Mr. Penumbra's 24-Hour Bookstore
Sloan, Robin
Quite a lot of fun, and would have been almost perfect if it hadn't failed on the cryptography front. Still, that's forgivable for many great scenes and quotes, such as one describing Google's many research projects, one of which was "developing a form of renewable energy that runs on hubris."

Wool
Howey, Hugh
Excellent. You probably already knew this.

Pump Six and Other Stories
Bacigalupi, Paolo
A clear and present and frightening near future, esp. the title story.

Non-fiction

The Rise of Theodore Roosevelt
Theodore Rex
Colonel Roosevelt
Morris, Edmund
It's hard to recommend these books enough. They read like novels, even the bits that would be desert dry in other people's hands. This is in part because of Morris, and largely because of Roosevelt himself...what a life. It will be hard to read biography again after this. (Not really, but it's hard to imagine a better subject, handled better.)

Truck: A Love Story
Perry, Michael
Fully entertaining, with some especially good bits of writing and insight about writing. And i's about a truck.
Duke: A Life of Duke Ellington
Teachout, Terry
Very good, though I got impatient (mostly because of ignorance) with the analysis of the jazz in terms I don't understand. But this is a more complex and compelling book than others I've read about my favorite composer/arranger/bandleader.

The Sports Gene
Epstein, David
Interesting exploration of what makes top athletes what they are; so many factors, including sports-specific training and mental databases, but mostly? Optimized body types and good genes coupled with good training.

Ten Years in the Tub
Hornby, Nick
Combines previous books, but with a couple hundred pages I hadn't read. They are, like what came before, excellent. Makes me want to read even more.

Infidel
Ali, Ayaan Hirsi
I learned a lot I didn't want to know about the world from this book, including just how much any success and happiness I've had is earned and not just a matter of almost unbelievable good luck. (Hint: it's mostly luck.)

Fiction

Aimless Love: New and Selected Poems
Collins, Billy
Poetry I like! A lot. Amazing! So many excellent choices in it.

Out of Sight
Leonard, Elmore
Entertaining, light, fun. Leonard writes so smoothly you forget you're reading a book.

Where'd You Go, Bernadette
Semple, Maria
Light and a farce and I read it just after Infidel so the mental relief was particularly good.

Lord of Misrule
Gordon, Jaimy
Fantastic storytelling and imagination and world-building. Magical realism? I'm not sure, but it works through-and-through.


Graphic Novels

[I read relatively few of these this year. Probably because I was absorbed with working on one of my own (and adding to another), so that part of my brain was super-saturated with comics most of the time. But I still snuck a few excellent ones past my own defenses.]

Clockwork Game
Irwin, Jane
Fascinating story, beautifully told and drawn. A graphic novel about the Mechanical Turk was like catnip to me, and it was fresh and good catnip and I'm still drooling and that's enough of that metaphor.

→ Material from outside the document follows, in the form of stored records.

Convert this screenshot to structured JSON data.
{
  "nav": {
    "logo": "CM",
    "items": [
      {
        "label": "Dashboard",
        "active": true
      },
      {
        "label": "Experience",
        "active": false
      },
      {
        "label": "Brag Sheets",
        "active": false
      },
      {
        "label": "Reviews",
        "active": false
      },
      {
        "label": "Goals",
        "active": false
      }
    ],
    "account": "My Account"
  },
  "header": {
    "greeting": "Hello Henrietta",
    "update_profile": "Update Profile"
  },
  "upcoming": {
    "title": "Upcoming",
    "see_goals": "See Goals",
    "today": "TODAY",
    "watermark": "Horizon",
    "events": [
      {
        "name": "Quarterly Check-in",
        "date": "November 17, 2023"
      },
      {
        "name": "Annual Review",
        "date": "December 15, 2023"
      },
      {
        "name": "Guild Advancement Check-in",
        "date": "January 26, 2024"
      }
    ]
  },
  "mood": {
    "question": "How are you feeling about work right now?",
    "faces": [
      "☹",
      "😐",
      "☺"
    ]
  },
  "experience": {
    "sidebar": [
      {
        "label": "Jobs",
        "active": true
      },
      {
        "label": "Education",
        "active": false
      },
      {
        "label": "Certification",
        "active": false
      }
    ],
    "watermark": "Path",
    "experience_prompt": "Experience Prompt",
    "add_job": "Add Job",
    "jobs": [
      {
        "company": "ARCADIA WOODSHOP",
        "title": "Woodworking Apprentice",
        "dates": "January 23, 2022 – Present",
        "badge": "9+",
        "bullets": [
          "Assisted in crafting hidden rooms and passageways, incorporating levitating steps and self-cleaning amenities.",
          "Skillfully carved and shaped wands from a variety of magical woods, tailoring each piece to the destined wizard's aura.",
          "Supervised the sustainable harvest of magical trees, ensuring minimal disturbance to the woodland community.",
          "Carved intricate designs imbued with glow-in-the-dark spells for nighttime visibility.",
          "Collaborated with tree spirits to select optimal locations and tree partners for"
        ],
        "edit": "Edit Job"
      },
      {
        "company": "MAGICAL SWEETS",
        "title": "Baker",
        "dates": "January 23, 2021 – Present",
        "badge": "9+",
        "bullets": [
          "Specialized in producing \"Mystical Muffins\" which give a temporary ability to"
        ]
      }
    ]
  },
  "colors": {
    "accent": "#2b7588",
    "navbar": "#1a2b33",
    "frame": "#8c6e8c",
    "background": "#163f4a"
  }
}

The Encyclopedia of Early Earth
Greenberg, Isobel
Very well done, and she's already so good that if she gets better still (I get the sense that she's young) she'll be a superstar.

This One Summer
Tamaki, Mariko; Tamaki, Jillian
Everybody already knows this book is terrific, right? 

The Shadow Hero
Yang, Gene; Liew, Sonny
Ho hum, another fabulous book with Gene Yang's name on it. Doesn't he get tired of being better than everybody else? (I hope not.) This time, a superhero story, with great art by Sonny Liew.

The Property
Modan, Rutu
Well done, and heavily layered. Worth reading again.

Bluffton
Phelan, Matt
Another book about summer, and this too captures it perfectly. It does so differently from the Tamakis' book, proving that there's more than one way to be wonderful.

Walt Before Skeezix: 1918-1920
King, Frank O.
Nostalgia for something I never knew, and wouldn't have participated in is a weird and wonderful feeling.

The Warren Commission Report: A Graphic Investigation
Mishkin, Dan; Colon, Ernie; Drozd, Jerzy
Excellent, detailed, and true to its subject matter.

The Cartoon Introduction to Philosophy
Patton, Michael F.; Cannon, Kevin
Great introduction to the major fields of philosophy. You can't buy this yet, but when you can, you should.